Is Divorce What You Want?

Many couples caught up in a spiral of conflict paint themselves into a corner.

An argument will build up into a huge catastrophe and in an outburst of anger one party will leave or say:
“I want a divorce”
…….often the response is……..
“Well if you think you want a divorce, I want a divorce even more”.

Then although it is not in fact what either party really wants, anger and pride, and hostility, will cement the situation.

If the couple separates at this time it is often impossible for them to even communicate meaningfully about the subject, and all communication ends up in argument.

Parents and friends will begin to meddle and encourage further turmoil or hearing only one side of the story and desperate to help their son or daughter will become violently opposed to the continuation of the marriage.

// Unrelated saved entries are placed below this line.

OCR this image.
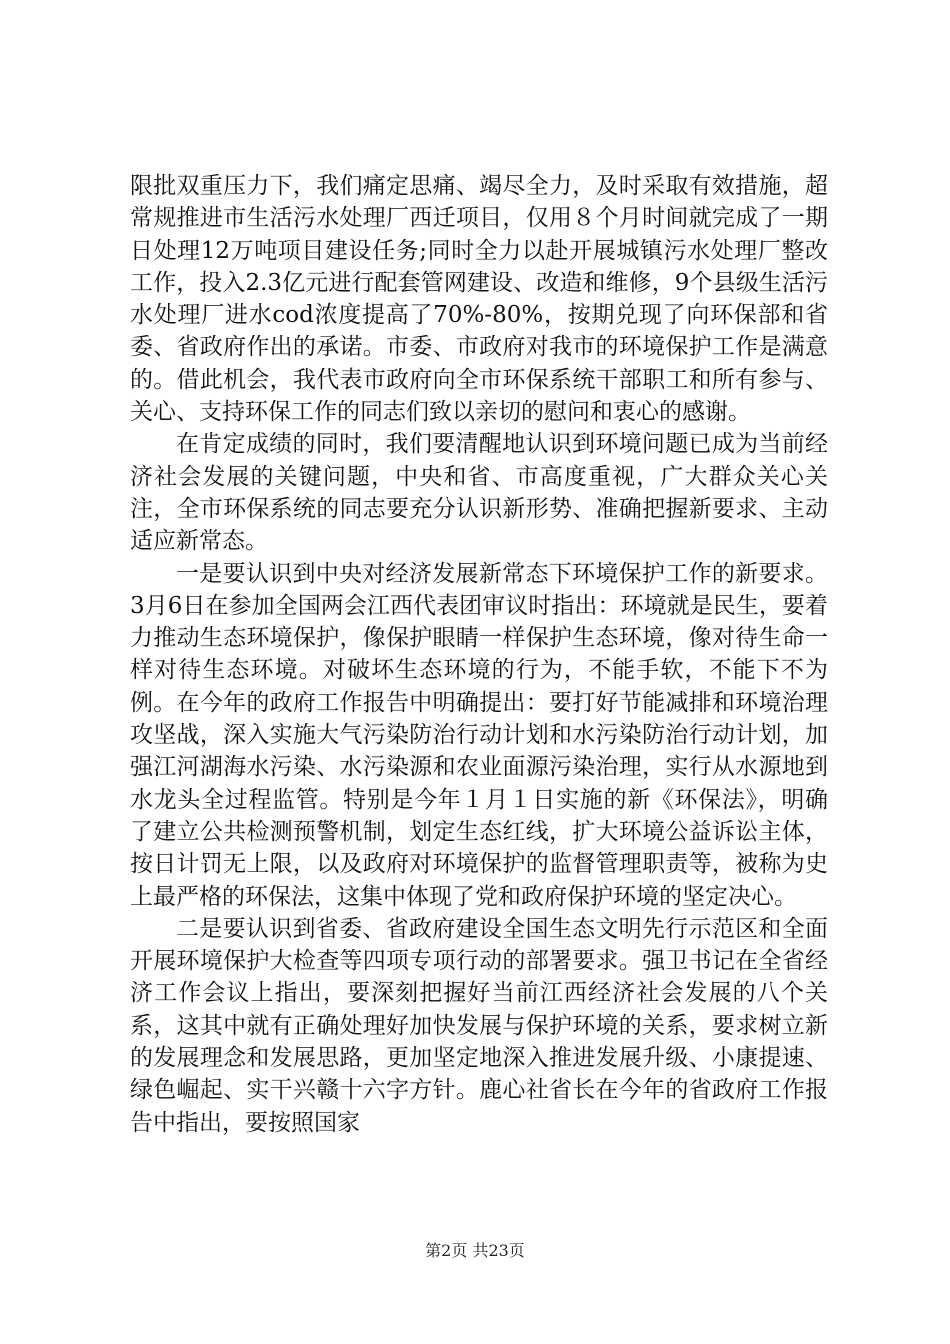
限批双重压力下，我们痛定思痛、竭尽全力，及时采取有效措施，超常规推进市生活污水处理厂西迁项目，仅用８个月时间就完成了一期日处理12万吨项目建设任务;同时全力以赴开展城镇污水处理厂整改工作，投入2.3亿元进行配套管网建设、改造和维修，9个县级生活污水处理厂进水cod浓度提高了70%-80%，按期兑现了向环保部和省委、省政府作出的承诺。市委、市政府对我市的环境保护工作是满意的。借此机会，我代表市政府向全市环保系统干部职工和所有参与、关心、支持环保工作的同志们致以亲切的慰问和衷心的感谢。

在肯定成绩的同时，我们要清醒地认识到环境问题已成为当前经济社会发展的关键问题，中央和省、市高度重视，广大群众关心关注，全市环保系统的同志要充分认识新形势、准确把握新要求、主动适应新常态。

一是要认识到中央对经济发展新常态下环境保护工作的新要求。3月6日在参加全国两会江西代表团审议时指出：环境就是民生，要着力推动生态环境保护，像保护眼睛一样保护生态环境，像对待生命一样对待生态环境。对破坏生态环境的行为，不能手软，不能下不为例。在今年的政府工作报告中明确提出：要打好节能减排和环境治理攻坚战，深入实施大气污染防治行动计划和水污染防治行动计划，加强江河湖海水污染、水污染源和农业面源污染治理，实行从水源地到水龙头全过程监管。特别是今年１月１日实施的新《环保法》，明确了建立公共检测预警机制，划定生态红线，扩大环境公益诉讼主体，按日计罚无上限，以及政府对环境保护的监督管理职责等，被称为史上最严格的环保法，这集中体现了党和政府保护环境的坚定决心。

二是要认识到省委、省政府建设全国生态文明先行示范区和全面开展环境保护大检查等四项专项行动的部署要求。强卫书记在全省经济工作会议上指出，要深刻把握好当前江西经济社会发展的八个关系，这其中就有正确处理好加快发展与保护环境的关系，要求树立新的发展理念和发展思路，更加坚定地深入推进发展升级、小康提速、绿色崛起、实干兴赣十六字方针。鹿心社省长在今年的省政府工作报告中指出，要按照国家

第2页 共23页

This is a time for serious reflection and a considered response.
This is a time not to act in anger, and not to ‘cut off your nose to spite your own face’.
This is a time to sit with your spouse and evaluate your life and where you have been and what you want to do.
It is a time to seek professional marital counseling.

Not necessarily with the aim of fixing the marriage, but more with resolving the conflict so that perhaps you will reconcile, But if not that you separate as the consequence of a logical mutually agreed decision, and with the aim of having a successful divorce.

This is a decision you will live with for the rest of your life. Make it carefully.